Com efeito, os excessos da Otan na Líbia, sob instigação principal da França, levantam a questão da intervenção destinada a eliminar líderes e a mudar regimes políticos. Não há consenso internacional quanto a isso. O caso líbio põe em dúvida a estratégia de segurança movida pela violência das intervenções armadas da Otan, especialmente voltadas contra países muçulmanos. O caso líbio, ademais, vem sugerindo nos debates entre políticos e internacionalistas sua substituição por outra estratégia internacional de segurança que respeite as doutrinas da não intervenção em assuntos internos e da solução pacífica de conflitos, defendidas pelos países emergentes. É momento de repensar o direito de ingerência, que chegou ao ponto de envolver-se com a insurgência e a revolução política em nome da causa humanitária.
A penetração da visão arcaica do uso da força externa no desfecho do caso líbio será por certo um problema a enfrentar pelo Conselho Nacional de Transição, cuja função, de fato, agora está iniciando. Como fazer o consenso dos líbios, necessário para viabilizar o novo regime? As dificuldades reais são grandes.
Os membros desse Conselho se propõem nomear um governo transitório, o qual irá preparar eleições em oito meses. Os líbios terão de enfrentar o problema posto pelas circunstâncias trágicas da morte do líder. Fazer emergir novos líderes, conciliar tribos, islâmicos radicais, liberais, antigos colaboradores que passaram à insurgência, pró-ocidentais, nacionalistas, e até mesmo racistas contra negros que chegaram de fora antes e durante a revolução. E como se não bastasse, terão que definir uma estratégia de reconstrução, para a qual a Europa em crise financeira torna-se o pivô.
A reconstrução da Líbia envolve enormes frentes de trabalho para recuperar ruínas, modernizar a infraestrutura e reativar a produção do petróleo. Os europeus dispõem por certo de excedentes de produção, de capacidade ociosa, além da disposição de competir entre si para tirar vantagens do negócio líbio. Será a reconstrução mais uma causa de discórdia?
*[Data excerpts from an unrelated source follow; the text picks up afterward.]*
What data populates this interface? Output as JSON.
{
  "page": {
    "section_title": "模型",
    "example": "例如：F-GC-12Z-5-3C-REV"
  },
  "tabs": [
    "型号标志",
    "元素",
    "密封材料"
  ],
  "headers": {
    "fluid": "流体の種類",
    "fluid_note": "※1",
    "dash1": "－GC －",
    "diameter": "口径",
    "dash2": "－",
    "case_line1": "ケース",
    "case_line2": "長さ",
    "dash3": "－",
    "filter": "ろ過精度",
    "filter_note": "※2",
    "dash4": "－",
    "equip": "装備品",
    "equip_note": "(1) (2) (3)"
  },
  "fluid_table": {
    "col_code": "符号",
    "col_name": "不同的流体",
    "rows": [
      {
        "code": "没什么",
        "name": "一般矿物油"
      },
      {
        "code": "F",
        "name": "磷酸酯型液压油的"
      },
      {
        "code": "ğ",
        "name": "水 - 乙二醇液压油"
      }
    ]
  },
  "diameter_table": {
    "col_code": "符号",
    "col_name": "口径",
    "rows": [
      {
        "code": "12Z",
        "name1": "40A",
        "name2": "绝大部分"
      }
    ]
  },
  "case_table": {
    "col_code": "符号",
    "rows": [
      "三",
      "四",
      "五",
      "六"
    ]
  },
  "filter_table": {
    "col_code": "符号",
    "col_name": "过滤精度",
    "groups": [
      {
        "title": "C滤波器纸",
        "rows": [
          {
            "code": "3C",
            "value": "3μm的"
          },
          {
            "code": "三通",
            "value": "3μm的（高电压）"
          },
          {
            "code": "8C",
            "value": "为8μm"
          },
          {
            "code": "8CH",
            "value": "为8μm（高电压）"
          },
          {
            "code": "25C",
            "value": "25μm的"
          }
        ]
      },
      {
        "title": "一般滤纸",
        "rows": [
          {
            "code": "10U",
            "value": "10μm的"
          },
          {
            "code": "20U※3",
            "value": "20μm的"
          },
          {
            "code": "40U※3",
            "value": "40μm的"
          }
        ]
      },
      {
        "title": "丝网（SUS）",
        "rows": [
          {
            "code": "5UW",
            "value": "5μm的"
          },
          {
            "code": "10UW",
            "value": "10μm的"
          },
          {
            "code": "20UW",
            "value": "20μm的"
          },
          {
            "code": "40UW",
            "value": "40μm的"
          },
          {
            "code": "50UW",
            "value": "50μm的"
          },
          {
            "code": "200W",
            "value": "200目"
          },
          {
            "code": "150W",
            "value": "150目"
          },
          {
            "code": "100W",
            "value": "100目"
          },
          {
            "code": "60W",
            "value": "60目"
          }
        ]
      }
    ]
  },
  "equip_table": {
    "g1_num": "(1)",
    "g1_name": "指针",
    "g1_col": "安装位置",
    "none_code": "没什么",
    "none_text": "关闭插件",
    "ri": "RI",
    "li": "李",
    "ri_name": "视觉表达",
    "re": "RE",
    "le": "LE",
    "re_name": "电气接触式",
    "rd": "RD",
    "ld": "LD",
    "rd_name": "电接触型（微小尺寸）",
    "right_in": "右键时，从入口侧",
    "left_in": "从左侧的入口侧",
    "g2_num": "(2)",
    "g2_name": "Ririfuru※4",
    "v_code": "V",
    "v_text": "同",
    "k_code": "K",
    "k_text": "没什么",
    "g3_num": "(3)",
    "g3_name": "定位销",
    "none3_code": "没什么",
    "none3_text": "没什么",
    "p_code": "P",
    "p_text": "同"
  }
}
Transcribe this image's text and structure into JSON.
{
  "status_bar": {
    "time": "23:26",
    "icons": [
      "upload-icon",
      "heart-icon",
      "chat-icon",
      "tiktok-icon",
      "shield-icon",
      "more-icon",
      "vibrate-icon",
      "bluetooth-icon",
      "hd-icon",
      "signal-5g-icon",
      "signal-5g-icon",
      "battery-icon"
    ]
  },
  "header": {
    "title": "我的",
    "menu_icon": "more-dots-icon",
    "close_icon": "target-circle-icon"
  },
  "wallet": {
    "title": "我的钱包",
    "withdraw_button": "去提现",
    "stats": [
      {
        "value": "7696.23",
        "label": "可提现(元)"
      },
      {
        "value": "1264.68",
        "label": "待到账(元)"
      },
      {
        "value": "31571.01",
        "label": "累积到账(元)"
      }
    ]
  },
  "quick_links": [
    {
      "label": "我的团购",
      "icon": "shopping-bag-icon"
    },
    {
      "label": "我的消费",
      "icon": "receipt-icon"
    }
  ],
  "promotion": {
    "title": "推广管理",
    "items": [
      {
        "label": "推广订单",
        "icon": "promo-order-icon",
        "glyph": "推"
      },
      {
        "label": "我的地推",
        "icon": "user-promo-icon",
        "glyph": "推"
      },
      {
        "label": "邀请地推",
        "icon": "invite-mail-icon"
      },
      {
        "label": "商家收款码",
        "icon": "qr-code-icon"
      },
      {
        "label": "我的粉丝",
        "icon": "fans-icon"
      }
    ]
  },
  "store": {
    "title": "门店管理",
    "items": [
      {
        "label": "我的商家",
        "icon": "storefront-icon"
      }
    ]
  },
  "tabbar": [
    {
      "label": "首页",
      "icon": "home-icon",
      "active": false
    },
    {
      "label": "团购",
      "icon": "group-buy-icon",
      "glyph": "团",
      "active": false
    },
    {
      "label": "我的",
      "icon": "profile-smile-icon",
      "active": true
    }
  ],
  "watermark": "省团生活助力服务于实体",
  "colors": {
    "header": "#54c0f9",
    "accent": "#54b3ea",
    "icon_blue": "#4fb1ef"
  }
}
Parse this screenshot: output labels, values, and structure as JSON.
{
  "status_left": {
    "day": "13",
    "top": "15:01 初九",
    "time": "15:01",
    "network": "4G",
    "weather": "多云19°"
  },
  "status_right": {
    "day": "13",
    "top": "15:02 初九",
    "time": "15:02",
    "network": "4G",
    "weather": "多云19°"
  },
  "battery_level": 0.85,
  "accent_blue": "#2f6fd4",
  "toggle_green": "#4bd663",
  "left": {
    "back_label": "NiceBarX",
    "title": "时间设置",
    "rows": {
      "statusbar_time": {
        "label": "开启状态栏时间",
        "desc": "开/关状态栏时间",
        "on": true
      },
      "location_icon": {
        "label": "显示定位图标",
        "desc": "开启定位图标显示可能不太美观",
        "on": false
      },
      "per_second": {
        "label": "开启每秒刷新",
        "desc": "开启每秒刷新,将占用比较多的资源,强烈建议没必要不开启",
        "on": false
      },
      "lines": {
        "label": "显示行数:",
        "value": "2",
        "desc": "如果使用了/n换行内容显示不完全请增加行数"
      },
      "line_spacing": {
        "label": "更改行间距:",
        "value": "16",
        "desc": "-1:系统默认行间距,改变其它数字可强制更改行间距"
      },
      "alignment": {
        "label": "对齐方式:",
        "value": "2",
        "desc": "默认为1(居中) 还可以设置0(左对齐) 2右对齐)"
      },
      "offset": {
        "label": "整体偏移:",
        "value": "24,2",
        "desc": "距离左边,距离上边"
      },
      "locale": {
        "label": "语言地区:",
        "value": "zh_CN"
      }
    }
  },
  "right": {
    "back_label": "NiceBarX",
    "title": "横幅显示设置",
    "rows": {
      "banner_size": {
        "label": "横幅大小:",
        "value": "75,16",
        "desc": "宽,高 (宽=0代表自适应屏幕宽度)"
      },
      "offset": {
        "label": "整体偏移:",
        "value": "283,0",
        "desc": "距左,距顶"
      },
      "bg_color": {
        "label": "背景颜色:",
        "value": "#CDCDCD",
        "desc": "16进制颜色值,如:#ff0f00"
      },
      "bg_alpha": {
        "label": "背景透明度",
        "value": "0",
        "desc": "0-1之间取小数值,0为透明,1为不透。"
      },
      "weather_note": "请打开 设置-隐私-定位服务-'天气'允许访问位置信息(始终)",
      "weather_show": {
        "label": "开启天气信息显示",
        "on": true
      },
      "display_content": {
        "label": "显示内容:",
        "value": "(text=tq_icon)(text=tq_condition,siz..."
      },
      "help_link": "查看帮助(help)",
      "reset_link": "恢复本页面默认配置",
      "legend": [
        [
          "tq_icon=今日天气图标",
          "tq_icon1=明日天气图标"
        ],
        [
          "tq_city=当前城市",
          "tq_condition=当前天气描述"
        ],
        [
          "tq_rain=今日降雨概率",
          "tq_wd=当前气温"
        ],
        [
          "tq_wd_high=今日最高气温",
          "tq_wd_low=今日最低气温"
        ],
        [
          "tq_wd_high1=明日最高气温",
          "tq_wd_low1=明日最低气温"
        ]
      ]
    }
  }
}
Tanto assim parece que o Ministro de Relações Exteriores do Brasil sugere transferir à ONU a responsabilidade de coordenar a reconstrução e a modernização da Líbia. Para evitar que, a exemplo do passado, o futuro fomente a divisão entre os líbios e a cisão entre as nações.
Talvez o maior desafio que a Líbia deva enfrentar seja a construção de instituições. Nesse ponto, a ingerência humanitária da Otan em nada colabora. Pelo contrário, vem semeando na região o caos social e a ineficiência do Estado, não a democracia. O que será da Líbia cabe somente aos líbios decidir. Um Estado islâmico, laico, liberal, centralizado? De todo modo, instituições representativas, legítimas e eficientes serão o melhor legado do governo de transição. Por que não um modelo de Estado, a exemplo do que a Turquia soube erguer no mundo muçulmano, por vontade e capacidade própria e sem ajuda dos humanitários ocidentais?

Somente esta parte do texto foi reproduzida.